Kapitel 1

 Josephs erstes Leben vor dem Monstersein

Joseph Kelly

Ich weiß nur noch schwer, wie meine Familie aussah. Immerhin sind ja 300 Jahre vergangen und die Erinnerungen werden durch neuere Erinnerungen ausgetauscht. 

Im 18. Jahrhundert wurde ich als Sohn eines Fabrikanten und einer Schneiderin geboren. Dazu hatte ich eine kleine Schwester namens Magerit. Laut den alten Aufnahmen und Fotos war sie eine schöne Frau zu Lebzeiten und hatte zwei Kinder nach meinem Ableben bekommen. 

Die Nachfahren von den Kindern haben vor vier Jahren die Wohnung der Großmutter aufgelöst und alles verkauft was ging. Darunter waren sogar Möbel aus meiner Zeit. Die Kleiderschränke von meinen Eltern, von mir und Magerit mit Belegen aus der Zeit. Ich kaufte die alten Möbel und die Fotoalben bekam ich geschenkt, weil sie mit den Personen darin nichts anfangen konnten. 

Dank den alten Fotos konnte ich teilweise das Leben meiner Familie irgendwie gedanklich zusammenfassen. 

Zumindest waren meine Eltern nicht arm und nicht reich. Aber sie verdienten genug, dass ich auf die Uni konnte und Medizin studieren. Dort lernte ich meine späteren Freunde Jekyll Watson und Viktor Frankenstein kennen. Wir waren schnell Bros und machten alles zusammen. Waren sogar auf den Hochzeiten des anderen eingeladen. 

Zuerst heiratete Jekyll noch während der Uni, weil seine Partnerin ihn unsterblich liebte und er sie. 

Wenige Jahre später heiratete ich meine Jugendliebe Melanie, die Verkäuferin war. 

Aber Viktor machte mir Sorgen. Er war von Wiederbeleben besessen und machte komische Versuche im einen eigenen Labor im seinem Haus. Und er liebte unsterblich seine Cousine Morgan House. Morgan hingegen empfand ihn nur als guten Freund und Verwandten. Nicht als Geliebten. 

Er hielt bei seiner Tante um Morgans Hand an und diese willigte noch ein. Denn Viktor war reich, gutaussehend und gebildet. Er konnte eine Weile für sie Sorgen. Morgan und ich waren entsetzt darüber. Sie waren verwandt und so eine Hochzeit war illegal. Aber der Onkel beichtete, dass Morgan adoptiert sei, weil sie keine Kinder bekommen können. Mit dieser Wendung rechnete keiner und damit war die Ehe wieder legal, so lange es keine biologische Verwandtschaft gibt. 

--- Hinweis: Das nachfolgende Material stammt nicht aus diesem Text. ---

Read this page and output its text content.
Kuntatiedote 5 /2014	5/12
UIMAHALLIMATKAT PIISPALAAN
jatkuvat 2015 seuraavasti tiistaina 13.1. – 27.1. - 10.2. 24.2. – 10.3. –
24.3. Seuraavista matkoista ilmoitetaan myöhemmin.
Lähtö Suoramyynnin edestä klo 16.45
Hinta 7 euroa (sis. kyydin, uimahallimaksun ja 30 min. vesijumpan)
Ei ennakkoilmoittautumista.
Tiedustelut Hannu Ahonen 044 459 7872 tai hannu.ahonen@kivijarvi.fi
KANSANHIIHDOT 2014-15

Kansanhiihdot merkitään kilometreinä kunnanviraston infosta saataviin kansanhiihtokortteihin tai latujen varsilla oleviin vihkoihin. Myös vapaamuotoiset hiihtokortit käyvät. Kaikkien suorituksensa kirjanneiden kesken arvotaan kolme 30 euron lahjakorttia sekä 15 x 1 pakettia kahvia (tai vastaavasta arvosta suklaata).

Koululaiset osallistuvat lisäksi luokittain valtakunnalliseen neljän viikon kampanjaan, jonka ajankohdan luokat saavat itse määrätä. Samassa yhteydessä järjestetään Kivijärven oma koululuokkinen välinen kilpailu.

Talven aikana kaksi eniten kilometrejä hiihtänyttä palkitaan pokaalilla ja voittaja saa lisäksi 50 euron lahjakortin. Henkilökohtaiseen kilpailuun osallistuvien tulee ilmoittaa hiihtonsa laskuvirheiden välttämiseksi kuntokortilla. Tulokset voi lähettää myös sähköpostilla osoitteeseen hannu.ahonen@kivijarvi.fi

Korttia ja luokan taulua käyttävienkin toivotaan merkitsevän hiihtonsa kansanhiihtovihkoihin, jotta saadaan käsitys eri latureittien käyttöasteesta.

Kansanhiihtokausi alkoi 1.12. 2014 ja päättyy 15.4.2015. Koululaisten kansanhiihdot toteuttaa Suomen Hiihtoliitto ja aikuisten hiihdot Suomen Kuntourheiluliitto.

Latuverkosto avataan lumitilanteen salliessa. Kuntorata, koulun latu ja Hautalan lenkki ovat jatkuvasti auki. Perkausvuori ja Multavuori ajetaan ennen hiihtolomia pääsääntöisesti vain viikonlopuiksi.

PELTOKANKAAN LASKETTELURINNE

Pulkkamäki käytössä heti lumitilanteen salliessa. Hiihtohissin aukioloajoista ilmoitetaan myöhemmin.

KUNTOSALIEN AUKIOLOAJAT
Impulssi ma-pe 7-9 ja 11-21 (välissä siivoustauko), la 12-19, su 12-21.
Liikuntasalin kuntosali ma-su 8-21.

Sie heirateten, aber es war von ihr aus keine Liebesheirat. Morgan war unglücklich in der Ehe und begann ihren Kummer mit Alkohol zu vergessen. Selbst als sie schwanger wurde. Während der Geburt lief alles schief. Morgan verblutete dabei und Viktor drehte komplett durch. Er fror die Leiche einfach ein und verheimlichte ihren Tod vor der Familie. Sein Kind landetete bei unserem kinderlosen Freund Jekyll, weil er sich selbst darum nicht kümmern konnte emotional.

In der Zeit war ich selbst Vater geworden und eigentlich glücklich. Dazu verdiente ich im Krankenhaus gut. Aber ich war selbst schwer krank geworden und konnte nicht mehr geheilt werden. Ich hatte bereits ein Testament gemacht und vererbte darin alles meiner Frau und Kind. 

Viktor wollte unbedingt nach meinem Tod mein Gehirn haben und ich willigte ein. Hätte ich es nie gemacht aus heutiger Sicht.

Wenige Monate später war ich verstorben. 

Dann wachte ich bei einem Unwetter wieder auf und Viktor sprang in die Luft.

"Er lebt. Ich habe es geschafft", schrie er.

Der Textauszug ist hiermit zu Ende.